«Aqui há tempos um amigo meu dizia: "Eu acho que se não houvesse Estado isto dava um passo gigantesco"», recorda o professor catedrático do Instituto Superior Público, Luís Valadares Tavares, convidado do programa desta segunda-feira «Olhos nos Olhos», onde o peso do Estado foi um dos assuntos tratados.

Desde os anos 80, o Estado aumentou e o setor privado racionalizou os seus meios. «O que é que o Estado português fez? Irracionalizou a rede. Na generalidade dos casos, o setor privado concentrou muito as suas atividades em unidades mais complexas com pessoas mais competentes e usou meios de ligação e distribuição aos seus clientes muito eficientes. O nosso Estado, em vez disso, teve um pecado terrível, que é: sempre que uma entidade não está a funcionar bem, criou outra».

«O nosso Estado é fragmentado, é um Estado falido». Para Valadares Tavares, se uma empresa privada tivesse seguido esta estratégia teria falido.

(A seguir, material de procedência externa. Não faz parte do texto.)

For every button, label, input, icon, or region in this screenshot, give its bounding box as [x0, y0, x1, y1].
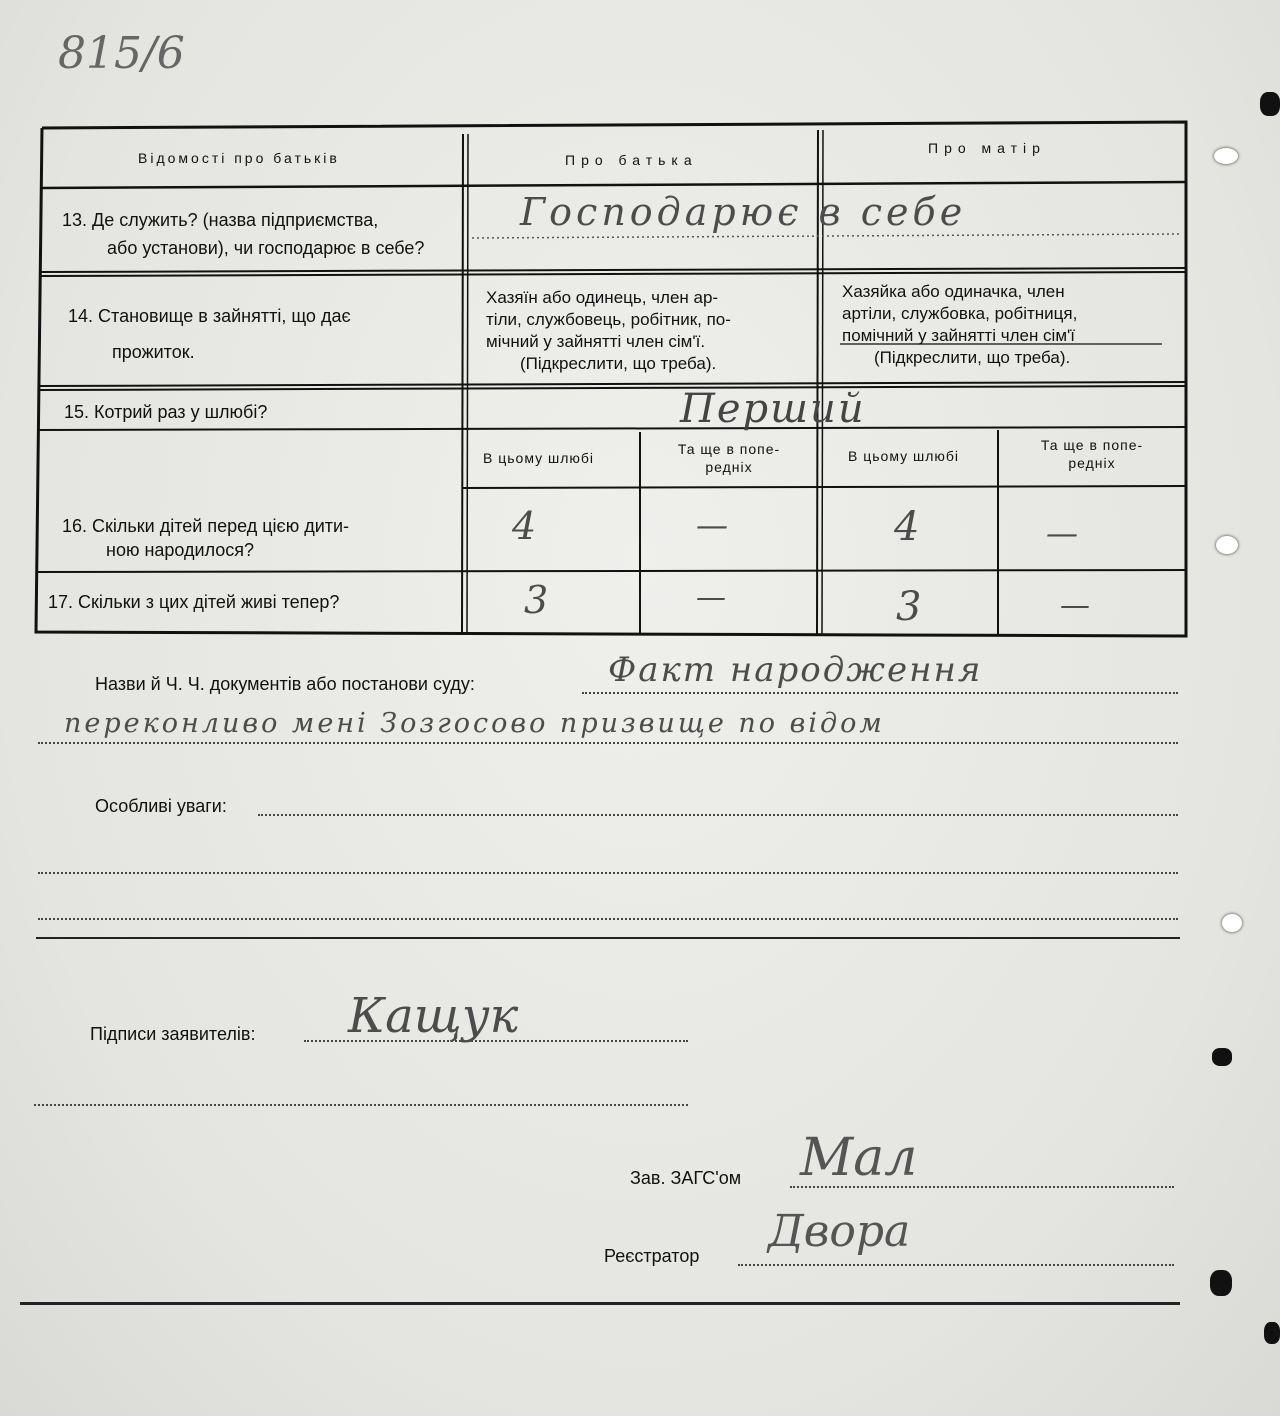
subheader-mother-previous [1002, 436, 1182, 472]
row15-answer: Перший [680, 386, 866, 432]
header-about-mother: Про матір [928, 140, 1046, 156]
documents-line-1 [582, 692, 1178, 694]
binding-hole-2 [1216, 536, 1238, 554]
row13-answer: Господарює в себе [520, 190, 967, 234]
row13-label-line2: або установи), чи господарює в себе? [107, 238, 425, 258]
row14-father-line3: мічний у зайнятті член сім'ї. [486, 332, 706, 351]
head-zags-label: Зав. ЗАГС'ом [630, 1168, 742, 1188]
subheader-mother-previous-line1: Та ще в попе- [1040, 437, 1144, 453]
row14-mother-line1: Хазяйка або одиначка, член [842, 282, 1065, 301]
row14-father-line1: Хазяїн або одинець, член ар- [486, 288, 719, 307]
row15-label: 15. Котрий раз у шлюбі? [64, 402, 268, 422]
row16-label-line2: ною народилося? [106, 540, 255, 560]
notes-separator [36, 937, 1180, 939]
applicants-signature: Кащук [348, 988, 519, 1044]
binding-mark-1 [1212, 1048, 1232, 1066]
page-bottom-rule [20, 1302, 1180, 1305]
notes-line-1 [258, 814, 1178, 816]
row14-mother-line3: помічний у зайнятті член сім'ї [842, 326, 1075, 345]
row14-father-line2: тіли, службовець, робітник, по- [486, 310, 731, 329]
documents-handwritten-line1: Факт народження [608, 650, 983, 690]
documents-handwritten-line2: переконливо мені Зозгосово призвище по відом [64, 708, 885, 739]
documents-label: Назви й Ч. Ч. документів або постанови суду: [95, 674, 475, 694]
row14-mother-line4: (Підкреслити, що треба). [874, 348, 1071, 367]
row14-mother-line2: артіли, службовка, робітниця, [842, 304, 1078, 323]
row17-mother-prev: — [1060, 588, 1090, 623]
notes-label: Особливі уваги: [95, 796, 227, 816]
row16-label-line1: 16. Скільки дітей перед цією дити- [62, 516, 350, 536]
row16-mother-this: 4 [894, 504, 920, 550]
subheader-father-previous-line1: Та ще в попе- [677, 441, 781, 457]
head-zags-signature: Мал [800, 1128, 918, 1188]
documents-line-2 [38, 742, 1178, 744]
row16-mother-prev: — [1046, 514, 1078, 552]
subheader-father-previous-line2: редніх [705, 459, 753, 475]
row14-label-line1: 14. Становище в зайнятті, що дає [68, 306, 351, 326]
applicants-signature-line-2 [34, 1104, 688, 1106]
row17-father-this: 3 [524, 578, 549, 622]
subheader-mother-this-marriage: В цьому шлюбі [848, 448, 960, 464]
header-about-father: Про батька [565, 152, 698, 168]
subheader-father-this-marriage: В цьому шлюбі [483, 450, 595, 466]
registrar-signature-line [738, 1264, 1174, 1266]
row17-father-prev: — [696, 580, 726, 615]
header-parents-info: Відомості про батьків [138, 150, 340, 166]
registrar-label: Реєстратор [604, 1246, 700, 1266]
binding-mark-4 [1264, 1322, 1280, 1344]
applicants-signature-label: Підписи заявителів: [90, 1024, 256, 1044]
binding-hole-3 [1222, 914, 1242, 932]
binding-mark-3 [1260, 92, 1280, 116]
binding-hole-1 [1214, 148, 1238, 164]
row13-label-line1: 13. Де служить? (назва підприємства, [62, 210, 379, 230]
binding-mark-2 [1210, 1270, 1232, 1296]
registrar-signature: Двора [768, 1206, 911, 1257]
row17-mother-this: 3 [896, 584, 922, 630]
subheader-father-previous [644, 440, 814, 476]
row16-father-this: 4 [512, 504, 537, 548]
row14-father-line4: (Підкреслити, що треба). [520, 354, 717, 373]
notes-line-2 [38, 872, 1178, 874]
archive-number: 815/6 [58, 28, 185, 79]
row17-label: 17. Скільки з цих дітей живі тепер? [48, 592, 340, 612]
row16-father-prev: — [696, 506, 728, 544]
notes-line-3 [38, 918, 1178, 920]
subheader-mother-previous-line2: редніх [1068, 455, 1116, 471]
row14-label-line2: прожиток. [112, 342, 195, 362]
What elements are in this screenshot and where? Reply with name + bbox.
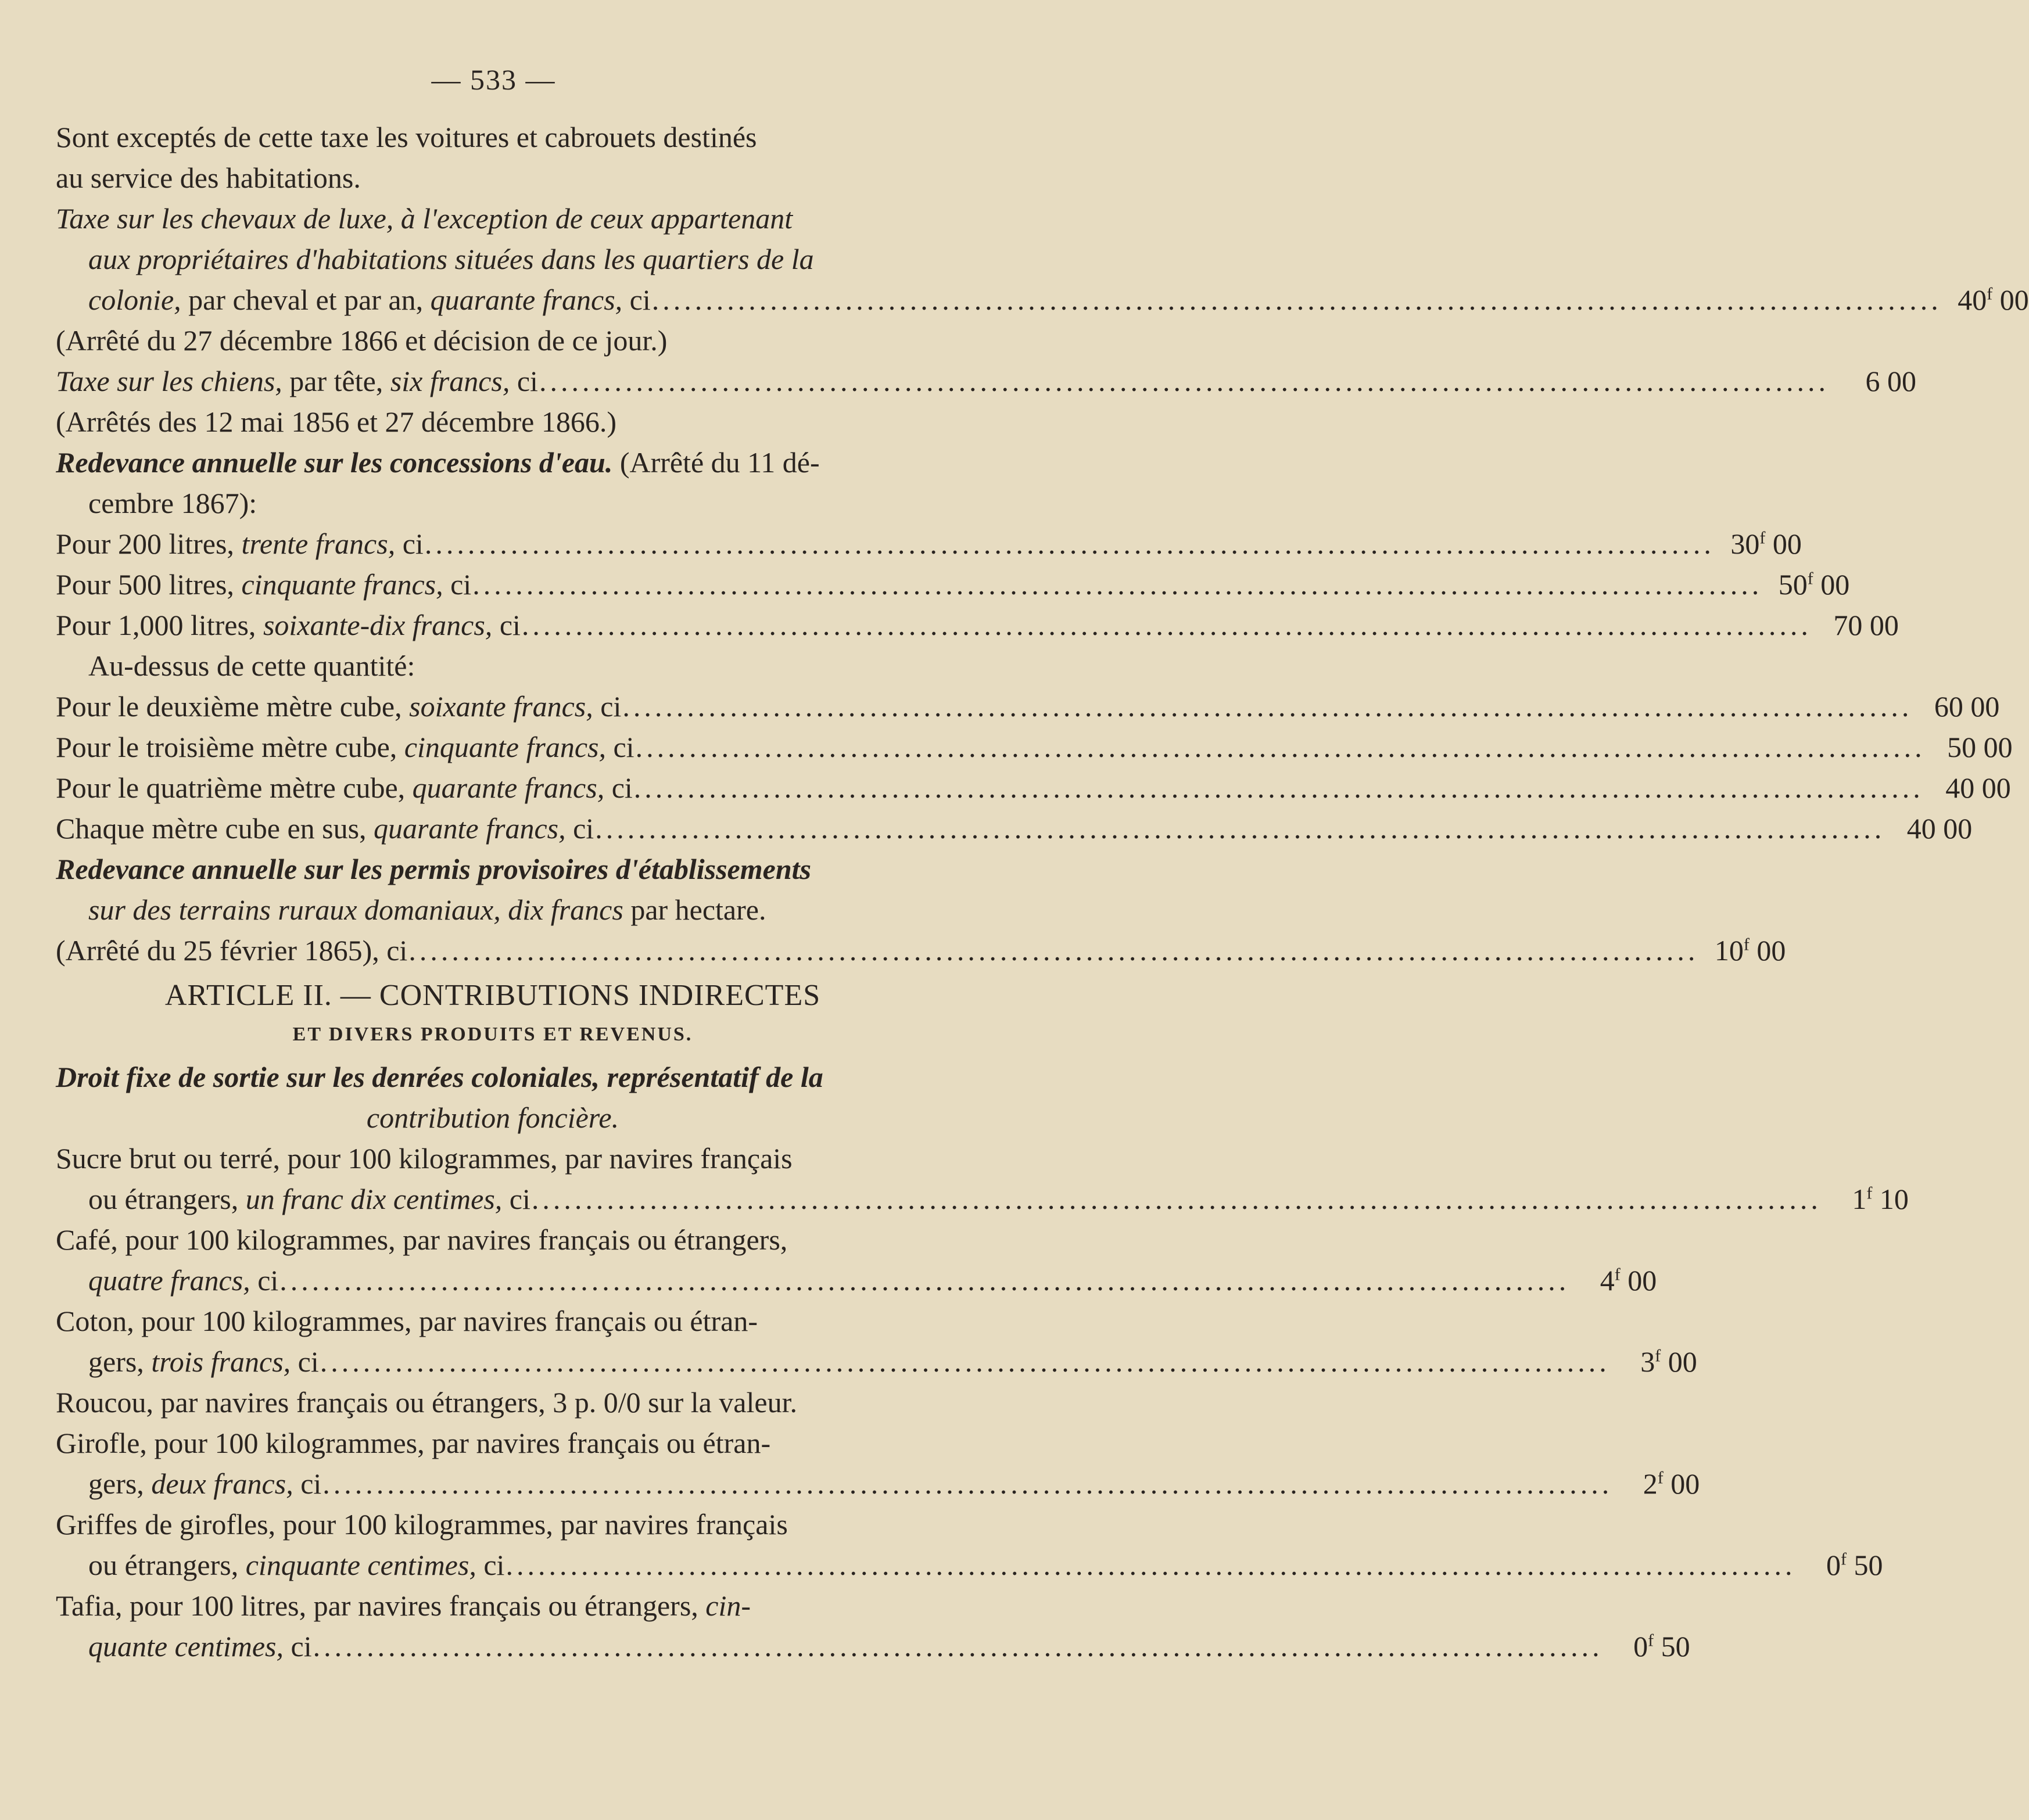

Mas o Estado não faliu «porque pedimos dinheiro emprestado e aumentámos os impostos».

A evolução do número de entidades no Estado começou a multiplicar-se a partir de 1991/1992, ainda no Governo de Cavaco Silva, nota o catedrático.

De acordo com dados apresentados no programa «Olhos nos Olhos», em 2013 temos o dobro das entidades que existiam nos anos 80. A que é que se deve este aumento das empresas públicas? «Em muitos casos às empresas públicas municipais», conclui Valadares Tavares.

«Porque é que isto é mau? Porque é caro (qualquer organização privada teria falido), mas também por outros motivos». Valadares Tavares dá o exemplo de uma licença, que é tão burocrática de se obter porque tem de passar por diversas entidades. «Acredito piamente que os nossos governantes estejam há décadas interessados em simplificar o processo de licenciamento, mas a verdade é que não conseguem. Um assunto passa por 10, 20 e há casos por 40 entidades».

Para Valadares Tavares o programa «Simplex» criado pelo executivo socialista de José Sócrates trouxe melhorias na relação entre o Estado e o cidadão, mas isso não chegou.

Outro dos temas ligados a este «Estado pesado» tem que ver com o custo que a este está associado. Valadares Tavares sugere concursos para todas as despesas do Estado e garante que podia-se poupar mais de 15% nas despesas de baixo custo.